Henri fit un mouvement.

— Oh! je ne veux plus vous ménager, mon frère, vous qui ne ménagez personne d'entre nous, reprit le cardinal; vous qui oubliez le chagrin que vous causerez à notre frère aîné, à moi.

— Pardon, interrompit Henri, dont les joues se couvrirent de rougeur, pardon, monseigneur, le service de Dieu est-il donc une carrière si sombre et si déshonorante, que toute une famille en prenne le deuil! Vous, mon frère, vous dont je vois le portrait en cette chambre, avec cet or, ces diamants, cette pourpre, n'êtes-vous pas l'honneur et la joie de notre maison, bien que vous ayez choisi le service de Dieu, comme mon frère aîné celui des rois de la terre?

— Enfant! enfant! s'écria le cardinal avec impatience; vous me feriez croire que la tête vous a tourné. Comment! vous allez comparer ma maison à un cloître; mes cent valets, mes piqueurs, mes gentilshommes et mes gardes, à la cellule et au balai, qui sont les seules armes et la seule richesse du cloître! Êtes-vous en démence? N'avez-vous pas dit tout à l'heure que vous repoussez ces superfluités qui sont mon nécessaire, les tableaux, les vases précieux, la pompe et le bruit? Avez-vous, comme moi, le désir et l'espoir de mettre sur votre front la tiare de saint Pierre? Voilà une carrière, Henri; on y court, on y lutte, on y vit; mais vous! vous, c'est la sape du mineur, c'est la bêche du trappiste, c'est la tombe du fossoyeur que vous voulez; plus d'air, plus de joie, plus d'espoir! Et tout cela, j'en rougis pour vous qui êtes un homme, tout cela, parce que vous aimez une femme qui ne vous aime pas. En vérité, Henri, vous faites tort à votre race!

— Mon frère! s'écria le jeune homme pâle et les yeux flamboyants d'un feu sombre, aimez-vous mieux que je me casse la tête d'un coup de pistolet, ou que je profite de l'honneur que j'ai de porter une épée pour me l'enfoncer dans le coeur? Pardieu! monseigneur, vous qui êtes cardinal et prince, donnez-moi l'absolution de ce péché mortel, la chose sera faite si vite que vous n'aurez pas eu le temps d'achever cette laide et indigne pensée: que je déshonore ma race, ce que, grâce à Dieu, ne fera jamais un Joyeuse.

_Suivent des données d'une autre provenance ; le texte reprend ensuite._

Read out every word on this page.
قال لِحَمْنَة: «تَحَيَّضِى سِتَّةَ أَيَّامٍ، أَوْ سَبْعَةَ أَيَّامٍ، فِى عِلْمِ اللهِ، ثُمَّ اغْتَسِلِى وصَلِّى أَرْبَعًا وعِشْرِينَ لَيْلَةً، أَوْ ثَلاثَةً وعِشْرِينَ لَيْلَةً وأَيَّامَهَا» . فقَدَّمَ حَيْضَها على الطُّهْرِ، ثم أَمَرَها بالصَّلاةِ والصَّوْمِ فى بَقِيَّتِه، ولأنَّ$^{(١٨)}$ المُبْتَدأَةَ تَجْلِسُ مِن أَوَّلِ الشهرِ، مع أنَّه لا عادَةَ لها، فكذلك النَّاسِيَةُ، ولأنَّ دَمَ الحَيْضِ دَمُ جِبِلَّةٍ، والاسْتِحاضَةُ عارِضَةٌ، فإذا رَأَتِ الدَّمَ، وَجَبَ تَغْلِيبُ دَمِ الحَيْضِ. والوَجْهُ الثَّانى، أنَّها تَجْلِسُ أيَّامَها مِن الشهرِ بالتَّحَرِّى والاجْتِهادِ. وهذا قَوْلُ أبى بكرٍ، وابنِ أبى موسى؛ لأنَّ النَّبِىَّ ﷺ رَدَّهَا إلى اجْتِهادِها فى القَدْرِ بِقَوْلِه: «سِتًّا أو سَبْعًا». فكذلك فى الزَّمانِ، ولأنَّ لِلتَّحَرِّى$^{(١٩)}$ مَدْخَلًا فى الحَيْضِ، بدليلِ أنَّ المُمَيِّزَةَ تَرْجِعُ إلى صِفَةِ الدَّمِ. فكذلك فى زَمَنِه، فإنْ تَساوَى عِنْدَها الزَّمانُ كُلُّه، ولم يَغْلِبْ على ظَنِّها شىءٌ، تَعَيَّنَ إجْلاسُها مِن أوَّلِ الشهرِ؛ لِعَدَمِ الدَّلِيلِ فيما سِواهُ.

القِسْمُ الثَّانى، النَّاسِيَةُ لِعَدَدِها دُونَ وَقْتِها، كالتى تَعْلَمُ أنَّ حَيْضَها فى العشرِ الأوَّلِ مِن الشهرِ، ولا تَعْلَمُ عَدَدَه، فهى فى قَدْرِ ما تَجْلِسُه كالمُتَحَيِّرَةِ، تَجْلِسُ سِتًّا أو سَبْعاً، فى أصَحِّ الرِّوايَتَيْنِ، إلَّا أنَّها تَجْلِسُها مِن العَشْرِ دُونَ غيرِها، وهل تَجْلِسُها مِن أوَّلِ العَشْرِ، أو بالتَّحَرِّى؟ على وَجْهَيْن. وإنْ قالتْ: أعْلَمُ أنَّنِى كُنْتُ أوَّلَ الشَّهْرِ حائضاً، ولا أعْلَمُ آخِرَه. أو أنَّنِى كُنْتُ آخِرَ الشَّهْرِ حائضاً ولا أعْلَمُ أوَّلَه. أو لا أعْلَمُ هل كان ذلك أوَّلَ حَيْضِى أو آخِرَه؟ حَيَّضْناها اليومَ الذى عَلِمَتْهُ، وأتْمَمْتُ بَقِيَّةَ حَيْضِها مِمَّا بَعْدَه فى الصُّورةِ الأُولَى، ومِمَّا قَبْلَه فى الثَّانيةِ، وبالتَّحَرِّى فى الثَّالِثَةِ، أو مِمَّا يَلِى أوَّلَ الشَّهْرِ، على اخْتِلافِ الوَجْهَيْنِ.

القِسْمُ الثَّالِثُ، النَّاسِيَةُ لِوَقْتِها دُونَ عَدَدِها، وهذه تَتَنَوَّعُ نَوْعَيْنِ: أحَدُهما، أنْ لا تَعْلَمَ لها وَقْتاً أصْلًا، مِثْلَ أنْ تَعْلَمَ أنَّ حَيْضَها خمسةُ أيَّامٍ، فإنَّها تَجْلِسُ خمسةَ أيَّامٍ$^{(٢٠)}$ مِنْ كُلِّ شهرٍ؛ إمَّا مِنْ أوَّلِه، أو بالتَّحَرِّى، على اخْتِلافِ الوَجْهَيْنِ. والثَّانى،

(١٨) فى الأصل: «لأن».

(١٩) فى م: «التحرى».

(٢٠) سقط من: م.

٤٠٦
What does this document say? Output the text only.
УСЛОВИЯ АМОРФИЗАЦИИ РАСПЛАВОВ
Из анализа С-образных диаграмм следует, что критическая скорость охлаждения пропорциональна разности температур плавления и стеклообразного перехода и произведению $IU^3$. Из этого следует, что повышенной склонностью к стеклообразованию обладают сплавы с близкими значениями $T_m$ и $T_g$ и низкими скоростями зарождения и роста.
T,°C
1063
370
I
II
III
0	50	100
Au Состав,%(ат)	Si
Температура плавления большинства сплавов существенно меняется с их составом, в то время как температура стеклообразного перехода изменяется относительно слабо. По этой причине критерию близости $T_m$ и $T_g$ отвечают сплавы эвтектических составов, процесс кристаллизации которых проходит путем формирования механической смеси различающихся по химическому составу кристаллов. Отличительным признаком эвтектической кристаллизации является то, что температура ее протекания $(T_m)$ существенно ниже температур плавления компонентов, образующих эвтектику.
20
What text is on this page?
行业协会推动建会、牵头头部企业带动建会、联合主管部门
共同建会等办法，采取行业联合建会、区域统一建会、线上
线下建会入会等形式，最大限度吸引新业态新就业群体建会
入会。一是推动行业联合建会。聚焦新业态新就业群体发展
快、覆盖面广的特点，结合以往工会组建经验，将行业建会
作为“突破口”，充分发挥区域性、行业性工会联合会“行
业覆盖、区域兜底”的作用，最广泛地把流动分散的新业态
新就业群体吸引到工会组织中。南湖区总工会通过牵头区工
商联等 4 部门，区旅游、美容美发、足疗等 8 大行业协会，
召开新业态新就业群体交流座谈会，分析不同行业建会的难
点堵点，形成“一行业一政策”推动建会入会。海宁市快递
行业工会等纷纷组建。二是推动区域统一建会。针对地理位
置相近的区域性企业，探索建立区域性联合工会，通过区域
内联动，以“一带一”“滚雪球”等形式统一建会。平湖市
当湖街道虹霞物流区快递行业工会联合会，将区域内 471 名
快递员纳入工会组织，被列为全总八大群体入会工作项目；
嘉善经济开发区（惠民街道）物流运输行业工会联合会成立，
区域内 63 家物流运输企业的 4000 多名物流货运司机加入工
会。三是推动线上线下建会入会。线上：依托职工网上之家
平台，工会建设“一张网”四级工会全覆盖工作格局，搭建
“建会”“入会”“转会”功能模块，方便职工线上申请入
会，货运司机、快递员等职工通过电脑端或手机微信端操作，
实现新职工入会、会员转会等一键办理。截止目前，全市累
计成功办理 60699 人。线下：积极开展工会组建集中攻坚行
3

— Allons, allons, Henri! dit le cardinal en attirant à lui son frère, et le retenant dans ses bras, allons, cher enfant, aimé de tous, oublie et sois clément pour ceux qui t'aiment. Je t'en supplie en égoïste; écoute: chose rare ici-bas, nous sommes tous heureux, les uns par l'ambition satisfaite, les autres par les bénédictions de tout genre que Dieu fait fleurir sur notre existence; ne jette donc pas, je t'en supplie, Henri, le poison mortel de la retraite sur les joies de ta famille; songe que notre père en pleurera, songe que tous, nous porterons au front la tache noire de ce deuil que tu vas nous faire. Je t'adjure, Henri, de te laisser fléchir: le cloître ne te vaut rien. Je ne te dis pas que tu y mourras, car tu me répondrais, malheureux, par un sourire, hélas! trop intelligible; non, je te dirai que le cloître est plus fatal que la tombe: la tombe n'éteint que la vie, le cloître éteint l'intelligence, le cloître courbe le front, au lieu de relever au ciel; l'humidité des voûtes passe peu à peu dans le sang et s'infiltre jusque dans la moelle des os, pour faire du cloîtré une statue de granit de plus dans son couvent. Mon frère, mon frère, prends-y garde: nous n'avons que quelques années, nous n'avons qu'une jeunesse. Eh bien! les années de la belle jeunesse se passeront aussi, car tu es sous l'empire d'une grande douleur, mais à trente ans tu te feras homme, la sève de maturité viendra; elle entraînera ce reste de douleur usée, et alors tu voudras revivre, mais il sera trop tard, car alors tu seras triste, enlaidi, souffreteux, ton coeur n'aura plus de flamme, ton oeil n'aura plus d'étincelles, ceux que tu chercheras, te fuiront comme un sépulcre blanchi, dont tout regard craint la noire profondeur: Henri, je te parle avec amitié, avec sagesse; écoute-moi.